Autor original: Fausto Rêgo
Seção original: Notícias exclusivas para a Rets
O governo federal deve anunciar nos próximos dias a criação de um conselho - com participação de ativistas índios, negros e homossexuais - para tratar da discriminação e das formas correlatas de intolerância. Essa iniciativa é resultado dos debates realizados nas reuniões preparatórias, nas quais a delegação brasileira - formada por representantes do governo e da sociedade - defendeu posições consideradas avançadas. Entre elas o reconhecimento dos povos indígenas e do conceito de discriminação sexual e a reparação histórica aos afro-descendentes.
As propostas brasileiras são vistas com reservas pelos próprios ativistas. Athayde Mota, coordenador de Comunicação da revista Afirma, é cético. “Não houve um processo interno de discussão forte. Além disso, o Brasil costuma ratificar as posições da ONU, mas não costuma aplicá-las. É um discurso para fora, outro para dentro”.

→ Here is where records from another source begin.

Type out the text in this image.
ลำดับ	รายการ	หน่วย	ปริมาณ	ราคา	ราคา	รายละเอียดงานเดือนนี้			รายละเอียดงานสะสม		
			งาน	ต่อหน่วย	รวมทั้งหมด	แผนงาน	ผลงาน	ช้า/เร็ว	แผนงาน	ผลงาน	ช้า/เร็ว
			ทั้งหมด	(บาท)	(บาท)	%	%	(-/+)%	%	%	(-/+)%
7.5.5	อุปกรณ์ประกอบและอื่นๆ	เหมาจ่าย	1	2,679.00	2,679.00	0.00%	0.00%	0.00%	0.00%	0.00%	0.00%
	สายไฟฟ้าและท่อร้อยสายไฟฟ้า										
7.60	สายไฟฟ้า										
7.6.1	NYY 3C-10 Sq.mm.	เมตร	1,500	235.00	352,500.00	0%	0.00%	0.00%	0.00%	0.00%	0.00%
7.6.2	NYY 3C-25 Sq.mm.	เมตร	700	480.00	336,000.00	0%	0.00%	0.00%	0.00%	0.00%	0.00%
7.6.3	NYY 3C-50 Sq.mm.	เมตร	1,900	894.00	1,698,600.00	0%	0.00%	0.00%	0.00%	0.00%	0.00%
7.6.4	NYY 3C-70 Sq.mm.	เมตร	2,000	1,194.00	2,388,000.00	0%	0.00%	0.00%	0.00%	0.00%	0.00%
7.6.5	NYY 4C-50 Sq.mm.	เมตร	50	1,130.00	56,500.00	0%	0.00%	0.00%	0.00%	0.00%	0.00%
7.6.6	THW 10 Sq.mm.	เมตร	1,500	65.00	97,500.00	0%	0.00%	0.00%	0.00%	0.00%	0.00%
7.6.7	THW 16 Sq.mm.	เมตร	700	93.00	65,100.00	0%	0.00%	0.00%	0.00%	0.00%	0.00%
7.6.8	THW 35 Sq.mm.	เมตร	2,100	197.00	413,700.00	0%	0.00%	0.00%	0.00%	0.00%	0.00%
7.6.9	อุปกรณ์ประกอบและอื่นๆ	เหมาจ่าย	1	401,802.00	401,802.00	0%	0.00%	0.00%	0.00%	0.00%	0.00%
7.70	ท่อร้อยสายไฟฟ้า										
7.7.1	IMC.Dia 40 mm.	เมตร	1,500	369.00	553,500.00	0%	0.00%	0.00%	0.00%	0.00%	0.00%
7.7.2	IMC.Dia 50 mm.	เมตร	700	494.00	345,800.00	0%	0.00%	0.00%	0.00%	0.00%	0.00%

Athayde recorda um fato recente para justificar a sua descrença no discurso apresentado pela diplomacia brasileira: “O governo já vacilou ao não realizar no Brasil uma das reuniões preparatórias. A Conferência Regional das Américas seria aqui, mas foi cancelada na última hora, durante uma seccional em Genebra. Os delegados brasileiros alegaram que não havia interesse das organizações do país em realizar o evento, o que absolutamente não era verdade. Portanto não acredito que agora eles sejam defensores da ação afirmativa”.
Em alguns casos, a reação é de surpresa. Em entrevista ao jornal “O Globo”, a socióloga Azelene Kaingang, representante indígena, teve uma reação de espanto, pois o governo sempre temeu que o uso da expressão “povos indígenas” pudesse transformar-se em uma ameaça à soberania nacional. Para ela, no entanto, existe uma contradição. Ainda que assuma uma posição de vanguarda no cenário mundial, o Brasil não se comporta da mesma forma no âmbito interno.
Cláudio Nascimento Silva, secretário-geral da Associação Brasileira de Gays, Lésbicas e Travestis e presidente do Grupo Arco-Íris, concorda: “É necessário que essa política internacional se materialize em políticas públicas no próprio país. O Brasil está sendo visto como vanguarda, então é importante que assuma esse papel também internamente”.
Nascimento conta que o embaixador Gilberto Sabóia, secretário nacional de Direitos Humanos e um dos principais membros da representação brasileira que vai a Durban, entregou nesta semana ao presidente Fernando Henrique Cardoso um documento contendo reivindicações dos movimentos negro, homossexual e indígena. Eles desejam, por exemplo, ter participação efetiva nos órgãos responsáveis pela formulação de políticas públicas sociais.
As propostas apresentadas pelo Brasil receberam a adesão de Canadá, Argentina, Chile, Austrália, México e vários países da União Européia. Apesar do apoio, porém, a luta não deve ser fácil, particularmente em relação às conquistas pretendidas pelos homossexuais, que devem contar com forte oposição das nações islâmicas.
A partir do dia 7 de setembro, quando se encerra a Conferência, as entidades mundiais de defesa dos direitos humanos pretendem formar um grupo para monitorar o cumprimento das resoluções. “Daqui pra frente, as organizações não podem deixar a bola murchar”, conclama Athayde. “A estratégia, agora, é divulgar os resultados da participação brasileira, monitorar a ação do governo e cobrar o cumprimento da agenda”.